I meant to write a few words about Alexandria, Egypt. Those few words might be: Alexandria came off as a slightly less congested Cairo. The Mediterranean Sea did a nice job of cooling the place down and blowing off some of the smoggy smells (though Haley didn’t agree whenever I made that observation). It also kind of cut the intensity fo the city as we never really went far away from the Corniche (the boulevard that runs along the sea) so we always had a kind fo visual break from Egypt. John and Cristina recommended a hotel to us about a half-block off of the Corniche and our room had a narrow balcony from which we had a nice oblique view of the water and a direct view into the hotel rooms right across the narrow street. We had no air conditioning, so the night was extremely warm. We had to keep the balcony doors open while we slept to have any air circulation — and by morning we were both flailing aruond trying to keep flies off of us while getting a few minutes of extra sleep.

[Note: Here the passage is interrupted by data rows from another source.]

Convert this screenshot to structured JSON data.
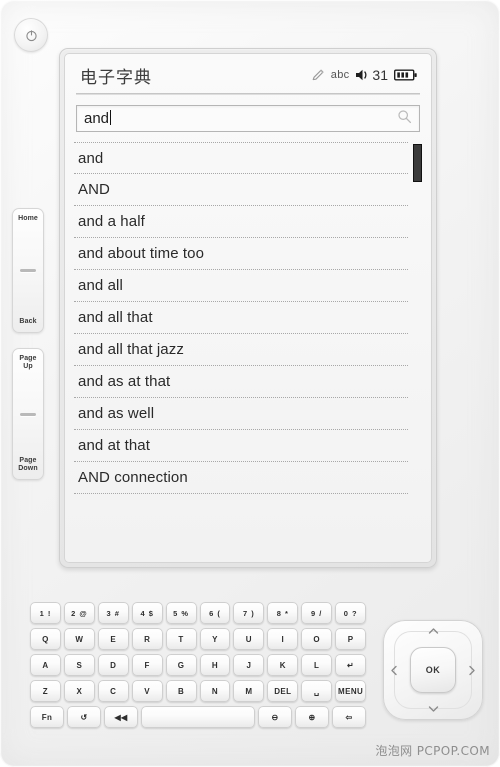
{
  "device": {
    "power_button_icon": "power-icon",
    "left_buttons": [
      {
        "top_label": "Home",
        "bottom_label": "Back"
      },
      {
        "top_label": "Page\nUp",
        "bottom_label": "Page\nDown"
      }
    ],
    "watermark": "泡泡网 PCPOP.COM"
  },
  "screen": {
    "title": "电子字典",
    "status": {
      "stylus_icon": "pencil-icon",
      "input_mode": "abc",
      "speaker_icon": "speaker-icon",
      "volume": "31",
      "battery_icon": "battery-icon",
      "battery_bars": 3
    },
    "search": {
      "value": "and",
      "placeholder": "",
      "icon": "search-icon"
    },
    "results": [
      {
        "label": "and"
      },
      {
        "label": "AND"
      },
      {
        "label": "and a half"
      },
      {
        "label": "and about time too"
      },
      {
        "label": "and all"
      },
      {
        "label": "and all that"
      },
      {
        "label": "and all that jazz"
      },
      {
        "label": "and as at that"
      },
      {
        "label": "and as well"
      },
      {
        "label": "and at that"
      },
      {
        "label": "AND connection"
      }
    ],
    "scrollbar": {
      "thumb_position": "top"
    }
  },
  "keyboard": {
    "rows": [
      [
        {
          "label": "1 !",
          "name": "key-1"
        },
        {
          "label": "2 @",
          "name": "key-2"
        },
        {
          "label": "3 #",
          "name": "key-3"
        },
        {
          "label": "4 $",
          "name": "key-4"
        },
        {
          "label": "5 %",
          "name": "key-5"
        },
        {
          "label": "6 (",
          "name": "key-6"
        },
        {
          "label": "7 )",
          "name": "key-7"
        },
        {
          "label": "8 *",
          "name": "key-8"
        },
        {
          "label": "9 /",
          "name": "key-9"
        },
        {
          "label": "0 ?",
          "name": "key-0"
        }
      ],
      [
        {
          "label": "Q",
          "name": "key-q"
        },
        {
          "label": "W",
          "name": "key-w"
        },
        {
          "label": "E",
          "name": "key-e"
        },
        {
          "label": "R",
          "name": "key-r"
        },
        {
          "label": "T",
          "name": "key-t"
        },
        {
          "label": "Y",
          "name": "key-y"
        },
        {
          "label": "U",
          "name": "key-u"
        },
        {
          "label": "I",
          "name": "key-i"
        },
        {
          "label": "O",
          "name": "key-o"
        },
        {
          "label": "P",
          "name": "key-p"
        }
      ],
      [
        {
          "label": "A",
          "name": "key-a"
        },
        {
          "label": "S",
          "name": "key-s"
        },
        {
          "label": "D",
          "name": "key-d"
        },
        {
          "label": "F",
          "name": "key-f"
        },
        {
          "label": "G",
          "name": "key-g"
        },
        {
          "label": "H",
          "name": "key-h"
        },
        {
          "label": "J",
          "name": "key-j"
        },
        {
          "label": "K",
          "name": "key-k"
        },
        {
          "label": "L",
          "name": "key-l"
        },
        {
          "label": "↵",
          "name": "key-enter"
        }
      ],
      [
        {
          "label": "Z",
          "name": "key-z"
        },
        {
          "label": "X",
          "name": "key-x"
        },
        {
          "label": "C",
          "name": "key-c"
        },
        {
          "label": "V",
          "name": "key-v"
        },
        {
          "label": "B",
          "name": "key-b"
        },
        {
          "label": "N",
          "name": "key-n"
        },
        {
          "label": "M",
          "name": "key-m"
        },
        {
          "label": "DEL",
          "name": "key-delete"
        },
        {
          "label": "␣",
          "name": "key-space-small"
        },
        {
          "label": "MENU",
          "name": "key-menu"
        }
      ],
      [
        {
          "label": "Fn",
          "name": "key-fn"
        },
        {
          "label": "↺",
          "name": "key-refresh"
        },
        {
          "label": "◀◀",
          "name": "key-rewind"
        },
        {
          "label": "",
          "name": "key-spacebar"
        },
        {
          "label": "⊖",
          "name": "key-zoom-out"
        },
        {
          "label": "⊕",
          "name": "key-zoom-in"
        },
        {
          "label": "⇦",
          "name": "key-back"
        }
      ]
    ]
  },
  "dpad": {
    "ok_label": "OK",
    "up_icon": "chevron-up-icon",
    "down_icon": "chevron-down-icon",
    "left_icon": "chevron-left-icon",
    "right_icon": "chevron-right-icon"
  }
}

After checkout we ran into the owner (I think) as we walked out with our bags onto the street. “Tell your friends it’s a very clean hotel!” he called to us. So: The Union Hotel in Cairo. A very clean hotel. By Egyptian standards, at any rate. Your western impressions may vary.

So. We arrived that first night at about 8pm and, after dropping off our bags, decided to eat and walk around for a bit. So we did. We found a sidewalk cafe and got some food, fending off the unending stream of people — adults and children — selling everything from sunglasses to mangoes to Pokeman squeeze-toys to oriental rugs. “La.” Firmly. “No.” Over and over.

Walking in Alexandria’s quite easy. The Corniche runs along the coastline and the coastline wraps in on itself, allowing you to see from any point on the Corniche almost all of the rest of the Corniche. Hard to get lost when you can see visually where you’re going. At the far end, on the peninsula that juts out into the sea, stands the Citadel, which we walked out to that first night, past several large, beautifully intricate mosques and nighttime businesses of all sorts. This was actaully quite pleasant, except for the fact that:

As a very tall blondish white dude, I was a beacon for unwanted attention. At night the wall between the Corniche and the rocky beach was packed with people sitting and just hanging out: old, young, men, women, kids, everyone. And we just had to battle through people yelling at us, saying harmless things like “Welcome Egypt!” but we just couldn’t stop and have a conversation with every group of obnoxious boys that decided to try to befriend us. Especially since, well, we had a hard time believing that these random displays of love were anything other than attempts to, after a bit of sweet-talking, get money out of us. Again, if I’m being a horribly western-centric or racist observer, here, Id like to know why and what I should’ve thought was going on. Maybe what I was really experiencing had less to do with money and more to do with a culture that’s fascinated by foreigners (as many cultures are) and a culture that doesn’t have the same sense of reserve that most westernizsed cultures have. Does someone look interesting? Shout out to them! Get their attention! Stare at them! That’s more benign, but still very exhausting for the objects of the attention.

Okay. I’ve only got a couple minutes left, here, so I’ll stop. More soon.


Posted Wed, August 3, 2005, 11:53am EST by Brian

Paul Theroux is a good travel writer. He conveys a more realistic experience than the lit-crit approach. He can be fussy, arrogant and sometimes annoying, but traveling brings that out in the best of people. Egypt sounds like a blast. Flies and all (This is where I would get fussy).

Now that you're back in your home away from home, maybe you can take it easy before school.